Karin war noch immer von dichtem Wald umgeben, als sie eine Stunde später das Läuten des herannahenden Bäckerwagens vernahm. Sie hatte zwar die Orientierung behalten, aber war doch langsamer vorangekommen als vermutet. Der ganze Körper schmerzte mittlerweile unendlich und wieder hatte sich eine Stimme in ihrem Kopf eingenistet, die ihr eingab, dass alles keinen Sinn hatte, dass sie aufgeben und sich stellen sollte. Vielleicht würde er ihr verzeihen, wenn sie ihn auf Knien darum anflehte? Vielleicht konnte sie sogar den Bunker überleben? Was war schon ein halbes Jahr? Aus der Ferne drang das Zwitschern des Buntspechts an ihr Ohr. Es vertrieb die dunklen Gedanken und bei jedem weiteren Schritt lauschte sie nur noch auf ihn.
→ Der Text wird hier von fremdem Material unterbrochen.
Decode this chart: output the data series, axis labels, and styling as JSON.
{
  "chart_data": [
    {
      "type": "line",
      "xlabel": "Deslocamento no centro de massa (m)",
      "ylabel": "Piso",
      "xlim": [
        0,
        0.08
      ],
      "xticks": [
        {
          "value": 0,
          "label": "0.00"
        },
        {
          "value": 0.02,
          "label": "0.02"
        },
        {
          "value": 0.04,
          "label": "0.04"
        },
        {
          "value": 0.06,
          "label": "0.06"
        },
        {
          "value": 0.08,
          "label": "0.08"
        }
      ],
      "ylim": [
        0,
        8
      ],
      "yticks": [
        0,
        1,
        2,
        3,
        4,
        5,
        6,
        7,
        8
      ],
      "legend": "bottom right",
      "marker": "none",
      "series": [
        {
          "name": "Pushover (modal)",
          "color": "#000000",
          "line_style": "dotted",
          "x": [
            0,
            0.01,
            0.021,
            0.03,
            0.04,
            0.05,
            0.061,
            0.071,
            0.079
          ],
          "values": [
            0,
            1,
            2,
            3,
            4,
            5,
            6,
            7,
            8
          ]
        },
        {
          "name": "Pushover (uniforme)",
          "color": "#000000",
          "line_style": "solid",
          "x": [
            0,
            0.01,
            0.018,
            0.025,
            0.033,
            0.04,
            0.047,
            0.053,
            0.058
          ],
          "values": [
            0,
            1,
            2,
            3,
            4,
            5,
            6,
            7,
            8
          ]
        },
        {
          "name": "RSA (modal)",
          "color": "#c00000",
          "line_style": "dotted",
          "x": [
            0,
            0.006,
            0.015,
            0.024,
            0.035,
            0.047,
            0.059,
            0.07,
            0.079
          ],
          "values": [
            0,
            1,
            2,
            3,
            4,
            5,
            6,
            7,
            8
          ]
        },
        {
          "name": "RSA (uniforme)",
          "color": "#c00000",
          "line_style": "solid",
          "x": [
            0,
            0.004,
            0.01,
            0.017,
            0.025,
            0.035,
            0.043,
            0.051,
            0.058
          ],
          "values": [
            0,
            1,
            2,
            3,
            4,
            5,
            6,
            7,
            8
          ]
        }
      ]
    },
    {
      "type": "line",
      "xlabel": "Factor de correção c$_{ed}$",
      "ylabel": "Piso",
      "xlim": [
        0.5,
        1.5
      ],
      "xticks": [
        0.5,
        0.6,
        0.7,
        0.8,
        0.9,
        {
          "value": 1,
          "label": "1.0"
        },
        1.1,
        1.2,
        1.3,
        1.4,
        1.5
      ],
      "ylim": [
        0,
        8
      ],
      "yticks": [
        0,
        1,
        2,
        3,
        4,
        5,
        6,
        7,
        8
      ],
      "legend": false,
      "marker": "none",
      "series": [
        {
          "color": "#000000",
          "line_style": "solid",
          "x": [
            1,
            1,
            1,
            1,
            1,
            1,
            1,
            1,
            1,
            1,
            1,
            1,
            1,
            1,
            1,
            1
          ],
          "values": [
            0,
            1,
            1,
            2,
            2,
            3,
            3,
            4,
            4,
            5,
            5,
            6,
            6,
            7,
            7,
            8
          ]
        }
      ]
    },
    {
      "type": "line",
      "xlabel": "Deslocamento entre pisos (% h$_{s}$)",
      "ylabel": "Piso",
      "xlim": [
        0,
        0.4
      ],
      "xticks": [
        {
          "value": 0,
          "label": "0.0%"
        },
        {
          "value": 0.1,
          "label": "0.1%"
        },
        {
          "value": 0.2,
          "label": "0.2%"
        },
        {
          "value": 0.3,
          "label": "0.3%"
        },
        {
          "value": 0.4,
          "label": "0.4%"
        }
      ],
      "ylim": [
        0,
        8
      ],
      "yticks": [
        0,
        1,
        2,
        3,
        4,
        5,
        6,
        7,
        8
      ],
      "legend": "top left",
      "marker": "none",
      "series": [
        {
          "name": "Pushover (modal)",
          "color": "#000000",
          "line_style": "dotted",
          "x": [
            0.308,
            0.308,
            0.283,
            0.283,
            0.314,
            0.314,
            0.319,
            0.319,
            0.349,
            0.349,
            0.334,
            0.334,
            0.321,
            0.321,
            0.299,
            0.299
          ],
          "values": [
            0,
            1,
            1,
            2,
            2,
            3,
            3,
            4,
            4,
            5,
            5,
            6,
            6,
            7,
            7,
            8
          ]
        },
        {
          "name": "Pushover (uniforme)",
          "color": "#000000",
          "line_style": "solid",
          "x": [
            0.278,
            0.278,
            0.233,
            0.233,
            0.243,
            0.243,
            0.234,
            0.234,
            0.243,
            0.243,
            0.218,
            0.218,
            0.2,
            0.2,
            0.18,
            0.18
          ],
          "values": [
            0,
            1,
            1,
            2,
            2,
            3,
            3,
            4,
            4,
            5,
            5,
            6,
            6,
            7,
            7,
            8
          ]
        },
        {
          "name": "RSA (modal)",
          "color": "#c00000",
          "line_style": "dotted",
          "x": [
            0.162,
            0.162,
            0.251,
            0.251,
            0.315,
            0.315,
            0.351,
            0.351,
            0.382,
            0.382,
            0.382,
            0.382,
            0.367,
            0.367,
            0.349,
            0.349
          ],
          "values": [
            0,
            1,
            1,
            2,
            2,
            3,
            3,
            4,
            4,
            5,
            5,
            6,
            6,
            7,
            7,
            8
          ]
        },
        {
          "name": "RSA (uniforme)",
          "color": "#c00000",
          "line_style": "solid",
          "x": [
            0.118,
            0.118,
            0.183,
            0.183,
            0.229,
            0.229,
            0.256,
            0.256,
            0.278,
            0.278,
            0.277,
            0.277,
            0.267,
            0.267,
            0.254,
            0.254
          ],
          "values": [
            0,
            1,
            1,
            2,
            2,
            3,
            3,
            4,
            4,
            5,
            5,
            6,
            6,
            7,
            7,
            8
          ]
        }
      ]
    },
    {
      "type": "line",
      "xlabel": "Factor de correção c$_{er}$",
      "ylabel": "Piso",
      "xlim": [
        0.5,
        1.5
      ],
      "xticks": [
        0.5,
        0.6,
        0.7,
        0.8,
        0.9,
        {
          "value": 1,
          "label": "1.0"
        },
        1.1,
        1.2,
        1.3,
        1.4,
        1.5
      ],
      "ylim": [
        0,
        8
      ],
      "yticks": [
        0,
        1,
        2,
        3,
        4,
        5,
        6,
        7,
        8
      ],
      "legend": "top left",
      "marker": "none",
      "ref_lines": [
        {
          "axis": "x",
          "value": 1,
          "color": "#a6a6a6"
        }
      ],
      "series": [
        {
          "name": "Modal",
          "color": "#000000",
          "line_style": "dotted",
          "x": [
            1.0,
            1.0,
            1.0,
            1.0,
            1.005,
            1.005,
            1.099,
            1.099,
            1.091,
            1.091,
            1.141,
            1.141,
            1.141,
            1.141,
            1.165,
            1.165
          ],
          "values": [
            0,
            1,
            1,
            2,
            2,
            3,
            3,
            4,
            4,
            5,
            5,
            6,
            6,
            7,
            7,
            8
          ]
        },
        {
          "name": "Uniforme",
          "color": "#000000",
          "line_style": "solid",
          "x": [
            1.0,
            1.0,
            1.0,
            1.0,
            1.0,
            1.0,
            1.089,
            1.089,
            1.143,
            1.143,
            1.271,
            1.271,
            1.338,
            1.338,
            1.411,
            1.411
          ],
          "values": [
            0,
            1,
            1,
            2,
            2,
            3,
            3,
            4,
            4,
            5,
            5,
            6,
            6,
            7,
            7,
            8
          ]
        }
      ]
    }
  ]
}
Ein dreifaches Läuten, der Wagen war jetzt zum Stehen gekommen. Karin hatte sich der Hauptstraße genähert, glaubte, Thorben an der geöffneten Verkaufsfläche zu sehen. Aus reinem Instinkt heraus begann sie, die Straße hinaufzulaufen in Richtung des Wagens und laut zu schreien. Dass auch Thorben sie hören würde, war ihr klar. Doch war es ihre einzige Chance. Kurz bevor sie das Auto erreicht hatte, fuhr es plötzlich los und Thorben kam dahinter zum Vorschein. „Karin, da bist du ja.“ Sagte er mit ruhiger Stimme. „Ich wusste doch, dass du zur Vernunft kommst. Das Schreien kannst du übrigens unterlassen. Er hört dich nicht. Trägt bei der Fahrt immer Kopfhörer.“ Mit einem letzten Willensakt stürmte Karin an ihm vorbei und dem Auto hinterher. Er packte sie und warf sie zu Boden. Schlug sie hart ins Gesicht, mit der Faust, immer und immer wieder. So wütend hatte sie ihn gemacht.
Da passierte es, sie verließ ihren Körper und sah die Szene von oben. Sah ihren gemarterten Körper unter seinen Fleischmassen liegen und fühlte sich völlig frei, in einem Sonnenlicht, das ihr voller Liebe schien, fühlte sie sich zum ersten Mal seit drei Jahren und 97 Tagen glücklich. Vollends glücklich. Aus der Ferne sah sie, wie das Bäckerauto kehrt machte und ein Mann ausstieg, der hektisch zu telefonieren schien und gleichzeitig etwas in Thorbens Richtung schrie. Sah, wie Thorben von ihr abließ und ins Haus flüchtete, später den Krankenwagen, der ihren Körper aufnahm und mit Blaulicht davonfuhr. Dann löste sie sich auf und erwachte erst zwei Wochen später im Krankenhaus. Ihre Mutter saß an ihrem Bett.